Leseproben-Patchwork-Figurenkabinett

  • Wer sich unter dem seltsamen Thread-Titel "Leseproben-Patchwork-Figurenkabinett" nichts vorstellen kann (wem könnte ich dies verübeln?), für den möchte ich kurz erklären, was dahintersteckt:


    Heute am Pfingstsonntag möchte ich einfach einen tiefen Stoßseufzer der Dankbarkeit ausstoßen: Ich finde, dass uns sehr viele Gegenwartsautor/innen viele glückliche Lesemomente bescheren. Sie tun dies oft unter der Tyrannei von Schreibblockaden, ohne jegliche feste Tagesstrukturen usw. ---- Tiefe Verneigung vor ihrem Talent. Leider trage ich nichts zu deren Einkommen bei, weil ich der Meinung bin, dass Bücher gratis sein sollten. (Ja, ich bin da etwas "eigen".)


    Seit 4 x 24 Stunden bin ich nun stolze Besitzerin eines E-Book-Readers, und ich stopfe mir Gratis-Leseproben in meinen gierigen Leseschlund, was das Zeug hält !
    Das witzige Ergebnis dieser "Leseproben-Gourmandise" ist nun kurioserweise das "Leseproben-Patchwork-Figurenkabinett".


    Ein Beispiel gefällig ?


    Hannes Bergtaler (42), der Stalker aus Daniel Glattauers "Ewig dein" (Location: 15. Bezirk) begegnet dann plötzlich Thomas Glavinic ("Unterwegs im Namen des Herrn"), der vor seiner Medjugorje-Pilgerreise noch rasch am Wiener Westbahnhof Proviant für 14 Stunden Pilgerreise hamstern geht. Thomas Glavinic hat eigentlich gar keine Lust, die Marienfrömmigkeit seiner skurillen Mitreisenden für diesen Roman zu recherchieren. Deshalb überzeugt er den liebeskranken Architekten Bergtaler in einem Steh-Café am Westbahnhof davon, dass bei so schwierigen Liebesangelegenheiten, wie sie Hannes "im Herzen trägt", nur eine helfen kann: die Gospa. Bergtaler willigt ein - er ist ja ein Psychopath - und setzt sich statt Glavinic in den Pilgerbus. Glavinic muss ihm nur einen Gefallen tun: Er soll seine Angebetete, die Lampengeschäftsbesitzerin Judith aus der Goldschlagstraße davon überzeugen, dass sie einen ominösen Gerichtstermin (den Anklagepunkt verschweigt er) fallen lassen soll....
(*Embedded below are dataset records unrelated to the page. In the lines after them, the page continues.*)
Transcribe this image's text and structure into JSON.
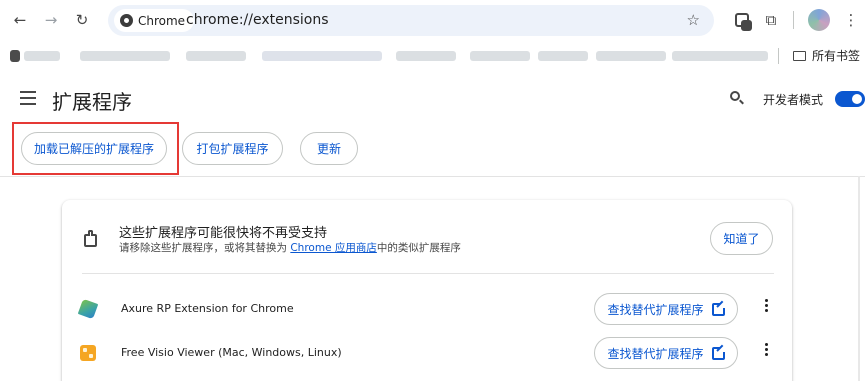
{
  "toolbar": {
    "back_icon": "arrow-left-icon",
    "forward_icon": "arrow-right-icon",
    "reload_icon": "reload-icon",
    "site_chip": "Chrome",
    "url": "chrome://extensions",
    "bookmark_star_icon": "star-icon"
  },
  "bookmarks": {
    "all_bookmarks_label": "所有书签"
  },
  "header": {
    "title": "扩展程序",
    "developer_mode_label": "开发者模式",
    "developer_mode_on": true
  },
  "actions": {
    "load_unpacked": "加载已解压的扩展程序",
    "pack_extension": "打包扩展程序",
    "update": "更新"
  },
  "notice": {
    "title": "这些扩展程序可能很快将不再受支持",
    "subtitle_prefix": "请移除这些扩展程序，或将其替换为 ",
    "subtitle_link": "Chrome 应用商店",
    "subtitle_suffix": "中的类似扩展程序",
    "dismiss": "知道了"
  },
  "extensions": [
    {
      "name": "Axure RP Extension for Chrome",
      "action": "查找替代扩展程序"
    },
    {
      "name": "Free Visio Viewer (Mac, Windows, Linux)",
      "action": "查找替代扩展程序"
    }
  ],
  "colors": {
    "accent": "#0b57d0",
    "highlight_box": "#e53935",
    "omnibox_bg": "#edf2fa"
  }
}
    Okay, ich gebe zu: Ist schon irgendwie - typisch für mein Antitalent - "nicht so gut" wie das Fertiglesen der beiden "Originalromane", aber man soll besonders an Feiertagen den fiesen Kommerz nicht noch zusätzlich ankurbeln durch den Kauf von Büchern.


    Falls jemand von Euch spontan ähnliche schicksalhafte Begegnungen zwischen literarischen Figuren aus zwei oder mehreren Romanen oder Dramen inszenieren möchte, bitte ... nur zu !


    Schöne Feiertage! :tanzen:
    Exzellentia

  • Ich nutze den Thread nicht, um deinem Wunsch nach schicksalhaften Begegnungen nach zu kommen, sondern um zu widersprechen. Und zwar LAUT

    weil ich der Meinung bin, dass Bücher gratis sein sollten

    Und wovon, bitte, sollen Autoren leben? Oder Verlagsmitarbeiter? Oder Buchhändler?

    man soll besonders an Feiertagen den fiesen Kommerz nicht noch zusätzlich ankurbeln durch den Kauf von Büchern.

    Das einzige, was ich dir zugute halten könnte: Du hast den Ironie-Smileys vergessen.

    Bücher sind auch Lebensmittel (Martin Walser)


    Wenn du einen Garten und eine Bibliothek hast, wird es dir an nichts fehlen. (Cicero)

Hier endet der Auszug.